In a distressing turn of events, Delhi air pollution has been enveloped in a dense, toxic smog for nearly a week, forcing authorities to implement the Odd-Even rule from November 13 to November 20. Multiple areas in the capital reported alarmingly high Air Quality Index (AQI) levels, some even reaching 999.
Under the Odd-Even rule, vehicles with registration numbers ending in an odd digit will be permitted on Delhi’s roads on odd-numbered days, while those ending in even digits will be allowed on even-numbered days. The objective is to cut vehicular traffic in half, thereby curbing air pollution.
The announcement by State Environment Minister Gopal Rai triggered swift reactions on the internet. Many Delhiites expressed their discontent, urging the government to devise a sustainable solution for the ongoing air pollution crisis.
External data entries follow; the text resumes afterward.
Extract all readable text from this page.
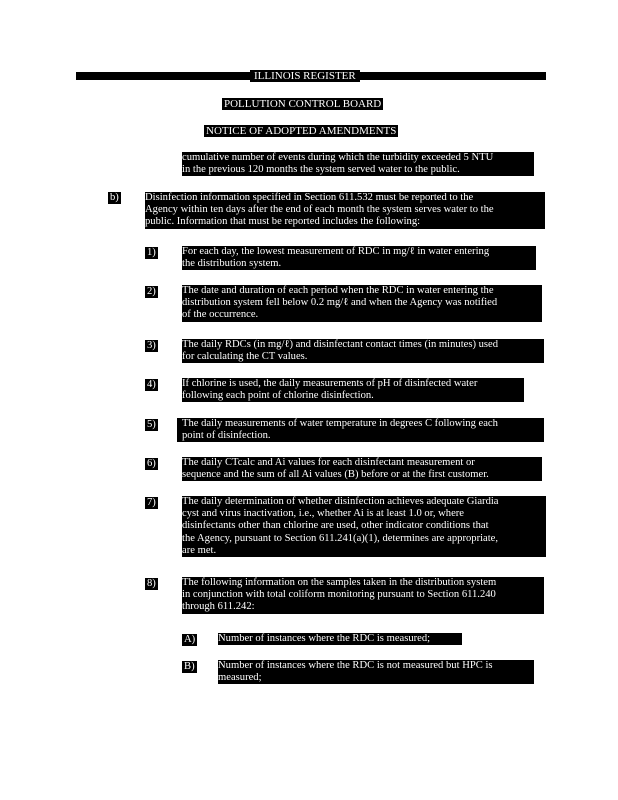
ILLINOIS REGISTER
POLLUTION CONTROL BOARD
NOTICE OF ADOPTED AMENDMENTS
cumulative number of events during which the turbidity exceeded 5 NTU
in the previous 120 months the system served water to the public.
b) Disinfection information specified in Section 611.532 must be reported to the
Agency within ten days after the end of each month the system serves water to the
public. Information that must be reported includes the following:
1) For each day, the lowest measurement of RDC in mg/ℓ in water entering
the distribution system.
2) The date and duration of each period when the RDC in water entering the
distribution system fell below 0.2 mg/ℓ and when the Agency was notified
of the occurrence.
3) The daily RDCs (in mg/ℓ) and disinfectant contact times (in minutes) used
for calculating the CT values.
4) If chlorine is used, the daily measurements of pH of disinfected water
following each point of chlorine disinfection.
5) The daily measurements of water temperature in degrees C following each
point of disinfection.
6) The daily CTcalc and Ai values for each disinfectant measurement or
sequence and the sum of all Ai values (B) before or at the first customer.
7) The daily determination of whether disinfection achieves adequate Giardia
cyst and virus inactivation, i.e., whether Ai is at least 1.0 or, where
disinfectants other than chlorine are used, other indicator conditions that
the Agency, pursuant to Section 611.241(a)(1), determines are appropriate,
are met.
8) The following information on the samples taken in the distribution system
in conjunction with total coliform monitoring pursuant to Section 611.240
through 611.242:
A) Number of instances where the RDC is measured;
B) Number of instances where the RDC is not measured but HPC is
measured;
One user humorously questioned whether the government expected a lush forest to magically appear within seven days due to the Odd-Even rule. This decision has sparked a debate on the effectiveness of short-term measures versus long-term environmental planning.
Despite Minister Gopal Rai’s announcement of the upcoming Odd-Even car rationing scheme from November 13 to 20, Delhi continues to grapple with hazardous smog.
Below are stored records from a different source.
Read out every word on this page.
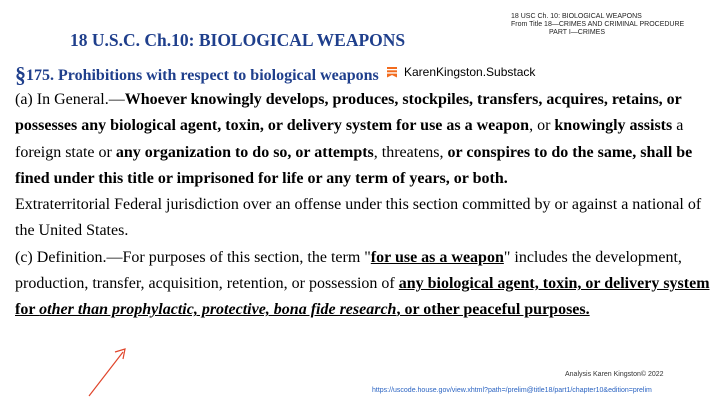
18 U.S.C. Ch.10: BIOLOGICAL WEAPONS
18 USC Ch. 10: BIOLOGICAL WEAPONS
From Title 18—CRIMES AND CRIMINAL PROCEDURE
PART I—CRIMES
§175. Prohibitions with respect to biological weapons KarenKingston.Substack

(a) In General.—Whoever knowingly develops, produces, stockpiles, transfers, acquires, retains, or possesses any biological agent, toxin, or delivery system for use as a weapon, or knowingly assists a foreign state or any organization to do so, or attempts, threatens, or conspires to do the same, shall be fined under this title or imprisoned for life or any term of years, or both.

Extraterritorial Federal jurisdiction over an offense under this section committed by or against a national of the United States.

(c) Definition.—For purposes of this section, the term "for use as a weapon" includes the development, production, transfer, acquisition, retention, or possession of any biological agent, toxin, or delivery system for other than prophylactic, protective, bona fide research, or other peaceful purposes.

Analysis Karen Kingston© 2022
https://uscode.house.gov/view.xhtml?path=/prelim@title18/part1/chapter10&edition=prelim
The overall air quality in Delhi fell to the ‘very poor’ category, with an AQI of 399, as reported by the System of Air Quality and Weather Forecasting and Research (SAFAR)-India.
Delhi University recorded an AQI of 461, Terminal 3 airport at 433, Noida at 463, IIT Delhi at 416, and Gurugram at 369, according to SAFAR data at 7 a.m.
Additionally, areas like Pusa and Lodhi Road reported AQI levels of 372 and 371, respectively, both classified as ‘very poor.’ According to the Central Pollution Control Board, the AQI at Jawaharlal Nehru stadium was 409.
Ghaziabad registered an AQI of 370, as per the Central Pollution Control Board.
In an effort to safeguard the well-being of school students, in-person classes for all school levels, except for tenth and twelfth graders preparing for their board exams, have been temporarily suspended.
Minister Gopal Rai affirmed that the Odd-Even scheme would be in effect in Delhi after Diwali, running from November 13 to November 20, with a decision on its extension to be made after November 20.
Meanwhile, Mumbai’s overall AQI was recorded at 145, falling under the ‘moderate’ category. Colaba reported an AQI of 214, Andheri at 127, and Bhandup at 117. AQI in Chembur (TISS) stood at 304.
On a somber note, pollution levels in Delhi-NCR surged to approximately seven to eight times higher than the government-mandated safety threshold on Monday, with a hazardous haze persisting over the area for the seventh consecutive day.